If, in a few years, you’re walking through downtown Yonkers and find yourself in a rain garden filled with statues memorializing anonymous slaves who lived in the city in the 17th and 18th centuries, you’ll have found the work of sculptor Vinnie Bagwell.
Within two years of taking up sculpture art in 1993, Bagwell, who is self-taught, received a commission to create the life-size sculpture of fellow Yonkers native Ella Fitzgerald that now stands in the heart of downtown. Then, in 2009, she attended an exhibit at Philipse Manor Hall in Yonkers, about the Africans the Philipse family had kept as slaves, and approached one of the exhibit’s major champions, then-City Councilwoman Patricia McDow, about the idea of the Rain Garden (enslavedafricansraingarden.org).
“You may have an individual like Frederick Douglass or Harriet Tubman, but I discovered there aren’t many public art projects in the country that celebrate enslaved Africans as a group,” Bagwell says. “Slavery is an epic story. It spans almost 400 years, and the question is, how are you going to tell that in a public art project?”
Her answer was a series of five, life-sized sculptures that suggested the variety of slaves’ experiences: a beautiful woman carrying water, an older woman gardening, a boatman in a suit, and two children. “My sculptures have souls of their own,” she says.
Bagwell’s process takes about six months per statue. After making one-third-size models, her next step is to enlarge and mold the model, after which she will cast the full-sized sculptures in wax and then in bronze. The entire project, located on unused land adjacent to the lawn at Philipse Manor Hall, will cost up to $1.5 million, which has to be donated. Bagwell has estimated the project will take two years to complete in total.

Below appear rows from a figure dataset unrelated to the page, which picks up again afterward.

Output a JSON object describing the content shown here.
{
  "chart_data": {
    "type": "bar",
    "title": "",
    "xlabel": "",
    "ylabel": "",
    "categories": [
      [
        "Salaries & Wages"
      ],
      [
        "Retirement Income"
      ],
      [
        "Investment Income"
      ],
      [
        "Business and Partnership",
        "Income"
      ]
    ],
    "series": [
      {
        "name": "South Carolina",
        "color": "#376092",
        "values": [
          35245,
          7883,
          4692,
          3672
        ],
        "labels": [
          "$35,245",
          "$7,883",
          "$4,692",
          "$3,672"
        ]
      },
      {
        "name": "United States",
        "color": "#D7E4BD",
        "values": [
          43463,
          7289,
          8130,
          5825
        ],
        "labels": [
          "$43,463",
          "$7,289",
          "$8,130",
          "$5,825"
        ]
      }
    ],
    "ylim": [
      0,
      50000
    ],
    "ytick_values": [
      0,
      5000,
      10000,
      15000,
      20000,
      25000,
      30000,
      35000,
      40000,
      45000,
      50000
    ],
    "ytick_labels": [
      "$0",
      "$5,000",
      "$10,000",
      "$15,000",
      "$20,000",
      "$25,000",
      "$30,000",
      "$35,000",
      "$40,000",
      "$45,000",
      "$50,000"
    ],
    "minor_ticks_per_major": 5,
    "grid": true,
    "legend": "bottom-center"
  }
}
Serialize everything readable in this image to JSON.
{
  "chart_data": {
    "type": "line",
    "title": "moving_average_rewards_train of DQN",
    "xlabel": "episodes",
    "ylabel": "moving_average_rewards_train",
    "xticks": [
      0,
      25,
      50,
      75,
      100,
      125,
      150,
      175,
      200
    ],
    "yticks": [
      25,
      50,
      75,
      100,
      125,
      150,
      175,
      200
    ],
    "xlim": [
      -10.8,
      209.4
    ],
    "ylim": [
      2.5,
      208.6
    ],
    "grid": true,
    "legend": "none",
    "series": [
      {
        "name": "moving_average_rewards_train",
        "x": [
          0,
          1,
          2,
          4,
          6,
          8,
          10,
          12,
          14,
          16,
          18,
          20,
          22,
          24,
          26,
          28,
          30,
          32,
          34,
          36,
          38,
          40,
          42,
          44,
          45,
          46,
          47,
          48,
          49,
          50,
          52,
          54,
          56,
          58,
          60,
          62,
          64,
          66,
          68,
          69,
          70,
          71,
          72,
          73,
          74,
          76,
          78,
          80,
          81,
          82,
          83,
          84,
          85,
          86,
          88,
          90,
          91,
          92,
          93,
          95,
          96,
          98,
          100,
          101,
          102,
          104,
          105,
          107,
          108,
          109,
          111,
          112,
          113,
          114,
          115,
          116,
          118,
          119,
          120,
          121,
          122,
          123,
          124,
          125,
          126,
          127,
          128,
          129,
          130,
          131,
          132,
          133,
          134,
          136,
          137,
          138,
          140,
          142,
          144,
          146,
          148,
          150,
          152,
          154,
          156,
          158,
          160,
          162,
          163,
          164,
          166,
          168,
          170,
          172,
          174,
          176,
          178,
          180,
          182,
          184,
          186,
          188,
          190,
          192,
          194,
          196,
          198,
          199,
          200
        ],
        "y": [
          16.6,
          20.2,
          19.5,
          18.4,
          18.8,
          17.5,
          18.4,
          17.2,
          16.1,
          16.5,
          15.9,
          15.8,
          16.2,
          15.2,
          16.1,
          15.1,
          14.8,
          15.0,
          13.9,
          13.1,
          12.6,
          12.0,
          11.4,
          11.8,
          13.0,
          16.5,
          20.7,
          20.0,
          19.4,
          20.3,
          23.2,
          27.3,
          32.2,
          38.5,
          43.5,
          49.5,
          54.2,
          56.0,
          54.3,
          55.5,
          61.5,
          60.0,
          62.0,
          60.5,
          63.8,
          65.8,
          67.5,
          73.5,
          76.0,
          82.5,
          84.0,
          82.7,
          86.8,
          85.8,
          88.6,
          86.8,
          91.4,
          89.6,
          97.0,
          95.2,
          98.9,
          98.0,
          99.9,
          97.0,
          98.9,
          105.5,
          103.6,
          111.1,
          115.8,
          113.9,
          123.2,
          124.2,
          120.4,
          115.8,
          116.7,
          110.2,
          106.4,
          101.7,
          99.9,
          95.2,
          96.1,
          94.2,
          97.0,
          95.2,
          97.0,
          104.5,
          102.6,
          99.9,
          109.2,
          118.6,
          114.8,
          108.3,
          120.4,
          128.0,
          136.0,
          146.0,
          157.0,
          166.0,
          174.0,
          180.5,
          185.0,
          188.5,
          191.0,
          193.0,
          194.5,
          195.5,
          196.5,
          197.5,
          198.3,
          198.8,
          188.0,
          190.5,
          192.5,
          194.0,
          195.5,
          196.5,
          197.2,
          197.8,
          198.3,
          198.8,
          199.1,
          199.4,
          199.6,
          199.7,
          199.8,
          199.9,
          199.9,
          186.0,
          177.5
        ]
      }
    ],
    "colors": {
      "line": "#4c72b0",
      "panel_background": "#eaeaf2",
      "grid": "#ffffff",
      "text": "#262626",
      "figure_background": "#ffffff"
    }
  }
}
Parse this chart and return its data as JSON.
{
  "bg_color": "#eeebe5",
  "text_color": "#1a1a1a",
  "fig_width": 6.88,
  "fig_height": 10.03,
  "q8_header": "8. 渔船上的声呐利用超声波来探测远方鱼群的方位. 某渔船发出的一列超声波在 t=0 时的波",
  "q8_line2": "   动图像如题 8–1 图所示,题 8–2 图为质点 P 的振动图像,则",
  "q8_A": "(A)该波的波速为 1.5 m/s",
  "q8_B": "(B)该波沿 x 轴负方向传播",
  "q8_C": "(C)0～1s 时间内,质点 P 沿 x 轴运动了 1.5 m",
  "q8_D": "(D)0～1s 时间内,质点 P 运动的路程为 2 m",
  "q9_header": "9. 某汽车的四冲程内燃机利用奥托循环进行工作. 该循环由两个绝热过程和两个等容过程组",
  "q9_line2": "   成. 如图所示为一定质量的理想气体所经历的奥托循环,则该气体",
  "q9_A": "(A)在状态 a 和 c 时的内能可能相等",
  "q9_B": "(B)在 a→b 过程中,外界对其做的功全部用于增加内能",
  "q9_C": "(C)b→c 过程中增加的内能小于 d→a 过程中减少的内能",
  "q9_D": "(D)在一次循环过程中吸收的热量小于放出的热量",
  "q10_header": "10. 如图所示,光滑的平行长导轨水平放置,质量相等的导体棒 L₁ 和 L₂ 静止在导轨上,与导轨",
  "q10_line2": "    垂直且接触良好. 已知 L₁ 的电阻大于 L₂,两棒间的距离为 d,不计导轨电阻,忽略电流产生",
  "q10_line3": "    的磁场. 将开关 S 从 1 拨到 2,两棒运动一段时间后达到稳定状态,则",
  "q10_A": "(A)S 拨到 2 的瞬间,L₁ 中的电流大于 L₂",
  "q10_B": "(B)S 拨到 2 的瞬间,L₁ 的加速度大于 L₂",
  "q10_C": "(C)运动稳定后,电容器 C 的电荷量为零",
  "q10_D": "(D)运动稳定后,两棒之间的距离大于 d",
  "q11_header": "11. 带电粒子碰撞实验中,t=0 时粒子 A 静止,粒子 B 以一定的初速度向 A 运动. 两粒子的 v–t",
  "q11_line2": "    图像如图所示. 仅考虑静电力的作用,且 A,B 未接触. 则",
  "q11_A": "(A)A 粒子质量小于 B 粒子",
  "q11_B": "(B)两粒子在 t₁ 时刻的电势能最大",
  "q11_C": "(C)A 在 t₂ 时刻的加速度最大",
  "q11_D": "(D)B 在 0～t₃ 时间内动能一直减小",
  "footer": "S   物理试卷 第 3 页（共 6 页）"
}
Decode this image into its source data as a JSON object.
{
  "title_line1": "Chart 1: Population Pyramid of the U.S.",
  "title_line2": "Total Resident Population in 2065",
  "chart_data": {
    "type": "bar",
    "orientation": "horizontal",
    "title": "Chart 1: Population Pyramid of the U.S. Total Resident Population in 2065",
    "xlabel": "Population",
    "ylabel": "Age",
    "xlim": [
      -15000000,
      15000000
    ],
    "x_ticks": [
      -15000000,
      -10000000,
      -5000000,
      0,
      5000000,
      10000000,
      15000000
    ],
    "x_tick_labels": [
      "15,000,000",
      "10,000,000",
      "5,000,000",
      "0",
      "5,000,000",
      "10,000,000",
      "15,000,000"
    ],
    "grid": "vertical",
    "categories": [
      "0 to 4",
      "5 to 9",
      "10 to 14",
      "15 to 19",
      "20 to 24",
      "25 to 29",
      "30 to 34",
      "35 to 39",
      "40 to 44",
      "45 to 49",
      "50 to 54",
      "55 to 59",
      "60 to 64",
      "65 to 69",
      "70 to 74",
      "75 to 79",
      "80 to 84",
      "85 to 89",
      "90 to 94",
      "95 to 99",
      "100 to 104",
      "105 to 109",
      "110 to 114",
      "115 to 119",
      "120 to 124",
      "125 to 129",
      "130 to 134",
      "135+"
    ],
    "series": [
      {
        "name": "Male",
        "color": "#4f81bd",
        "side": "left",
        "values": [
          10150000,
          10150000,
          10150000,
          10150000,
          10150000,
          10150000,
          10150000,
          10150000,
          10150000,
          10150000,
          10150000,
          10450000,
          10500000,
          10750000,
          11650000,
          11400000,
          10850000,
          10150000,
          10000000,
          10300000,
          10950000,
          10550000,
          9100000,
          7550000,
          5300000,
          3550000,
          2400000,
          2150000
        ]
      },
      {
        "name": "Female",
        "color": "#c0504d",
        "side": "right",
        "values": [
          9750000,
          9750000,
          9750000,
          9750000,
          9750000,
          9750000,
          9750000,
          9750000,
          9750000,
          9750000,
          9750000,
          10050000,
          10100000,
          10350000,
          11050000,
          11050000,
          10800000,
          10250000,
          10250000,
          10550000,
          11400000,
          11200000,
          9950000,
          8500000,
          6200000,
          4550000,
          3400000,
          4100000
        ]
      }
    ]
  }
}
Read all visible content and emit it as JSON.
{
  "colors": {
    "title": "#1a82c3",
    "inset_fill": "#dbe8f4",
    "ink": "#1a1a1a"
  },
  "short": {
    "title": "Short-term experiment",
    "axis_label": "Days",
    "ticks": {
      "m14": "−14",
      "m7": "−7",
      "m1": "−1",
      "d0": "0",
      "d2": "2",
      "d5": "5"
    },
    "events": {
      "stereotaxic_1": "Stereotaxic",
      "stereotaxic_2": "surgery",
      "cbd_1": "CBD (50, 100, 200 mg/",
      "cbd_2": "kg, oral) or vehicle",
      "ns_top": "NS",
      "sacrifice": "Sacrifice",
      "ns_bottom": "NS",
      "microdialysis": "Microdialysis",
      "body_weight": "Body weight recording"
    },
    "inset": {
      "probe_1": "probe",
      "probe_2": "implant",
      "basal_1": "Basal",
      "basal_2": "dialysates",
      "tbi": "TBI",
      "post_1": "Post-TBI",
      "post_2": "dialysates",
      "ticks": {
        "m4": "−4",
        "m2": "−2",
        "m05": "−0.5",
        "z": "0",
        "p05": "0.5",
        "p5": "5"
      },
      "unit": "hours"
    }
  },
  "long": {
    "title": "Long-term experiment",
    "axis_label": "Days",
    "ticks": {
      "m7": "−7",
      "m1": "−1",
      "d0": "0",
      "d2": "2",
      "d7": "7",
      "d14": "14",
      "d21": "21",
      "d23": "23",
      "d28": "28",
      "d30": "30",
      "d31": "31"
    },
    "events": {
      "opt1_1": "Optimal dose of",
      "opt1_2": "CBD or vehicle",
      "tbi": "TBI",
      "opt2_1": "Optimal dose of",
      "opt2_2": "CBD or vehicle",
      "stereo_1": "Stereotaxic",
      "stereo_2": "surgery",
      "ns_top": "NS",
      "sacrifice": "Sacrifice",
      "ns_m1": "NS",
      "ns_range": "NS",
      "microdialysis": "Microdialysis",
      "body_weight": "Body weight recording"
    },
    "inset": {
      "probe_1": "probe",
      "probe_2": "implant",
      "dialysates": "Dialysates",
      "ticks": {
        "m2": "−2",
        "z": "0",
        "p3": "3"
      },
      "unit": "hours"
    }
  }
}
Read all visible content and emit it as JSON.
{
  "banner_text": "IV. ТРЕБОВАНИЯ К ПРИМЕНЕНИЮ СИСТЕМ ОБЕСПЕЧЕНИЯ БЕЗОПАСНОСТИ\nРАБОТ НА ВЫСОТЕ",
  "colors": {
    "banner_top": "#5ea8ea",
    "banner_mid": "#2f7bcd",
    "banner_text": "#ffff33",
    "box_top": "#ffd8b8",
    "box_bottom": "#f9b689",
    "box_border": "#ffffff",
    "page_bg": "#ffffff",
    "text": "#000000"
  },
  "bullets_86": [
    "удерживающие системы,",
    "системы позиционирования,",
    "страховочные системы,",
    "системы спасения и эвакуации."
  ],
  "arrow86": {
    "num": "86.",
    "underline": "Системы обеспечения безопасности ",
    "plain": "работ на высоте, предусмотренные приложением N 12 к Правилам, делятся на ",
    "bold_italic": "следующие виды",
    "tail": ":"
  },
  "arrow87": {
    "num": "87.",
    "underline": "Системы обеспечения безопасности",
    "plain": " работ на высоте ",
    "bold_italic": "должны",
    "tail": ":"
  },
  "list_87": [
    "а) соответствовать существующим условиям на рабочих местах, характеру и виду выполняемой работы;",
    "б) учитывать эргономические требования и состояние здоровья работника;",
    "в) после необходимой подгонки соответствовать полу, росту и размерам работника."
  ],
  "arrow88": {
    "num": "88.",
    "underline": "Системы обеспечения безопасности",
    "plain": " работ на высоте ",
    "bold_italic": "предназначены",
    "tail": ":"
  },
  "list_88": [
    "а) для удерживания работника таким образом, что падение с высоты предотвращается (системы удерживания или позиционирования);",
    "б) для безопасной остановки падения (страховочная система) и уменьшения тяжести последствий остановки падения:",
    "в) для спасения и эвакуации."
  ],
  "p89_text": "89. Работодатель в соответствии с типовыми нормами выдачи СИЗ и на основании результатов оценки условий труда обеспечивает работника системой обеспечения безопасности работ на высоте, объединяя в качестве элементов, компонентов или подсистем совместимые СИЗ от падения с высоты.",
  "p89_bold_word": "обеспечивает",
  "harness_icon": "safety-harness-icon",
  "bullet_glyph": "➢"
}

“It’s important for people to remember,” Bagwell says. “People sometimes prefer to forget bad aspects of history, but they should understand them, accept them, and grow from them. It’s something that people should never forget—for everyone, not just for black people. Everyone should learn about where this place came from and that it’s our responsibility to keep evolving in a positive direction.”